When commentators and editorialists, from national TV pundits to world-wide celebrities like Nobel Prize winners writing columns in American newspapers, start to throw the names of major economic theories at each other, it is no doubt a good moment to get back to the basics and try to obtain a better grasp on the original texts.

In his recent comparative essay Hayek vs. Keynes – A Battle of Ideas (Reaktion Books, London, 2017), Thomas Hoerber does exactly this. He takes two of the most important classics of economics from the shelf and opposes the thoughts and arguments they contain.

The fact that the author, director of the EU-Asia Institute at ESSCA School of Management, is not an economist himself, but an accomplished historian and political scientist with a focus on European Studies, turns out to be very helpful. Especially for readers who are – like the author of these lines – eager to get a better understanding of economic thought and theory, but hopelessly overwhelmed when confronted with the sub-discipline of applied mathematics that economics seem to have become. Here is an author who takes us by the hand, guiding us rather patiently through this battlefield of ideas, and constantly reminding us that economics can, and actually should, be a profoundly social science, providing insight into how society works and how economic measures can, and actually should, contribute to the common good.

It’s in defining the common good that Hayek and Keynes differ. Is it, in a grossly simplistic nutshell, the overarching objective of full employment, even if this means curtailing individual liberty through imposed state planning? Or is it first and foremost liberty itself, since substantial planning and intervention, even if well-intentioned, inevitably paves the road to … ‘serfdom’?

BattleReplace ‘serfdom’, and its old-fashioned connotation to feudal society, with a more contemporary term like ‘illiberal democracy’, and the current relevance of the entire debate becomes painfully evident. While economists (with some degree of justification and credibility) celebrate counter-cyclical Keynesian planning policies as a means to break the circle of austerity and social inequality, such policies may also serve as blank check for authoritarian regimes based on the pseudo-legitimacy of the apparent will of the ‘people’ and displaying a striking disregard for civil liberties and the separation of power.

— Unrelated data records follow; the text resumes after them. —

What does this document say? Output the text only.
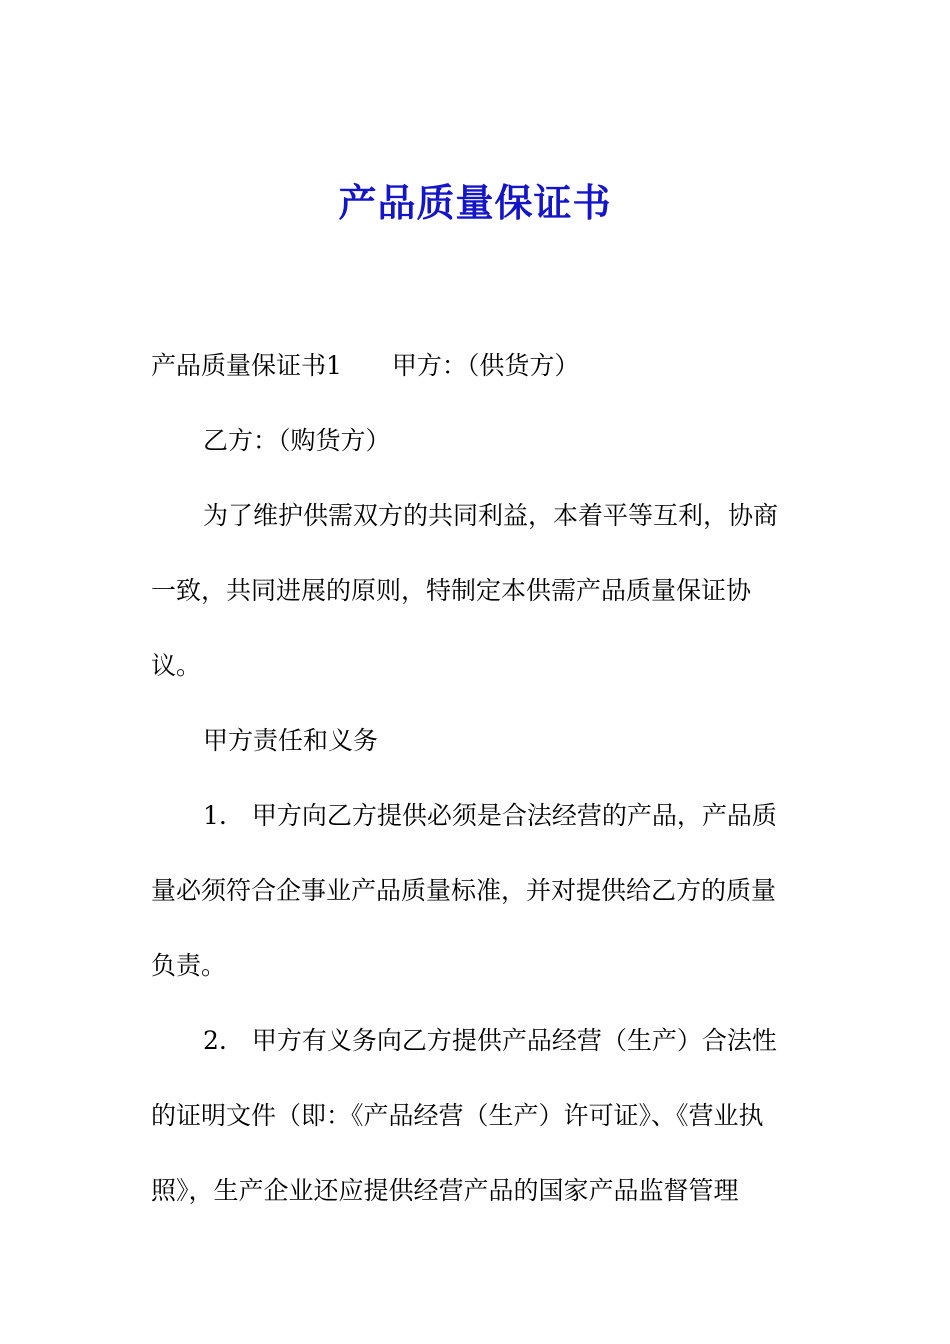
产品质量保证书

产品质量保证书1 甲方：（供货方）

乙方：（购货方）

为了维护供需双方的共同利益，本着平等互利，协商一致，共同进展的原则，特制定本供需产品质量保证协议。

甲方责任和义务

1.　甲方向乙方提供必须是合法经营的产品，产品质量必须符合企事业产品质量标准，并对提供给乙方的质量负责。

2.　甲方有义务向乙方提供产品经营（生产）合法性的证明文件（即：《产品经营（生产）许可证》、《营业执照》，生产企业还应提供经营产品的国家产品监督管理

On the 130 pages of his compact and dense book divided in nine concise chapters, Hoerber manages to show that this is not an idle ivory tower debate between two schools of thought founded over 70 years ago, but a fundamental, unresolved, ideological dispute about how the economy ought to be organised and what a good society is. This is nicely illustrated with a chapter that applies the entire controversy to European Integration, a process of supranational market-building based on the principle of free and undistorted competition that neither Keynes nor Hayek could have dreamed of when they wrote their great works.

Hayek-vs-Keynes-coverThomas Hoerber’s essay thus spans the ‘battle of ideas’ from its inception to its contemporary impact. And the winner is …? The current consensus seems to be Keynes, who was recently qualified as ‘a stock value that is rising’ in a Le Monde supplement. But against the backdrop of the massive discursive cycle of rehabilitation of Keynesianism, the author finds himself, throughout his book, recurrently in defence of Hayek, whose work, despite being written in Britain, remains deeply impregnated by the scepticism that is so characteristic of his native Mitteleuropa and certainly deserves to be rediscovered.

Whatever the fluctuating penchants of the academic community or the volatile inclinations of an electorate that votes for policies implementing ideas and principles inspired by these great thinkers, the choices made will always depend on the context: time and space are crucial variables. The very currency of the debate illustrates just how much both the Zeitgeist of a specific moment and deeply-rooted cultural, often path-dependent, preferences shape the collective decisions about the society we want to live in.